Völlig ohne Einkommen lässt sie ihren Sohn freilich nicht. Prinz Andrew werde weiterhin eine Apanage aus den Einkünften aus dem „Duchy of Lancaster“-Herzogtum erhalten, das pro Jahr 25 Millionen Euro erwirtschaftet. Er behält auch sein Haus, die Royal Lodge, in Windsor, das erst kürzlich um Steuer-Millionen renoviert wurde.

Verwicklung in Epstein-Skandal
Prinz Andrew gab am Mittwoch auf Instagram in einer Erklärung bekannt, dass er wegen seiner Verwicklungen in den Epstein-Skandal keine offiziellen Aufgaben für die britische Königsfamilie mehr wahrnehmen werde

Zusammenarbeit mit den Behörden
Ihm sei klar geworden, „dass die Umstände meiner früheren Verbindung zu Jeffrey Epstein zu einer enormen Störung geworden sind für die Arbeit meiner Familie und die wertvolle Arbeit in den Organisationen und Vereinen, die ich mit Stolz unterstützt habe“, schrieb Andrew.

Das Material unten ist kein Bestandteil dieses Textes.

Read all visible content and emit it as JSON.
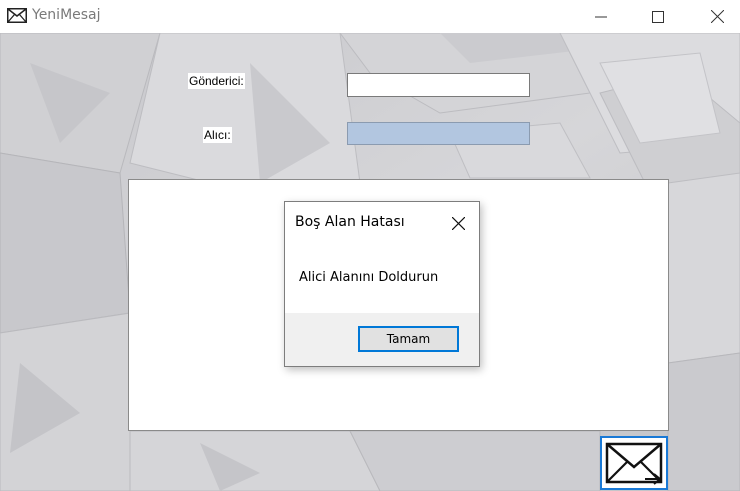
{
  "window": {
    "title": "YeniMesaj",
    "icon": "envelope-icon",
    "controls": [
      "minimize-icon",
      "maximize-icon",
      "close-icon"
    ]
  },
  "form": {
    "sender_label": "Gönderici:",
    "sender_value": "",
    "recipient_label": "Alıcı:",
    "recipient_value": "",
    "message_value": "",
    "send_icon": "send-mail-icon"
  },
  "dialog": {
    "title": "Boş Alan Hatası",
    "message": "Alici Alanını Doldurun",
    "ok_label": "Tamam"
  },
  "colors": {
    "focused_field": "#b2c6e0",
    "accent_border": "#0078d7"
  }
}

Er habe daher die Queen gebeten, „auf absehbare Zeit“ von seinen Aufgaben zurücktreten zu dürfen. Die Königin habe ihm das gewährt. Er bereue weiterhin „uneingeschränkt“ seine Verbindung zu Epstein und habe „zutiefst“ Mitgefühl mit den Opfern. „Selbstverständlich bin ich bereit, mit jeder angemessenen Ermittlungsbehörde zusammenzuarbeiten, wenn es notwendig sein sollte“, so Andrew.

Der Royal, der schon länger wegen seiner Freundschaft mit Epstein in der Kritik steht, geriet in den vergangenen Tagen immer weiter unter Druck. Epstein, der sich Anfang August in einem New Yorker Gefängnis das Leben genommen hatte, war wegen sexuellen Missbrauchs Minderjähriger angeklagt. Er soll seine Opfer auch zur Prostitution gezwungen haben. Eines der Opfer behauptet, mehrmals zum Sex mit Andrew gezwungen worden zu sein. Sie sei damals 17 Jahre alt gewsen. Der Royal bestreitet das.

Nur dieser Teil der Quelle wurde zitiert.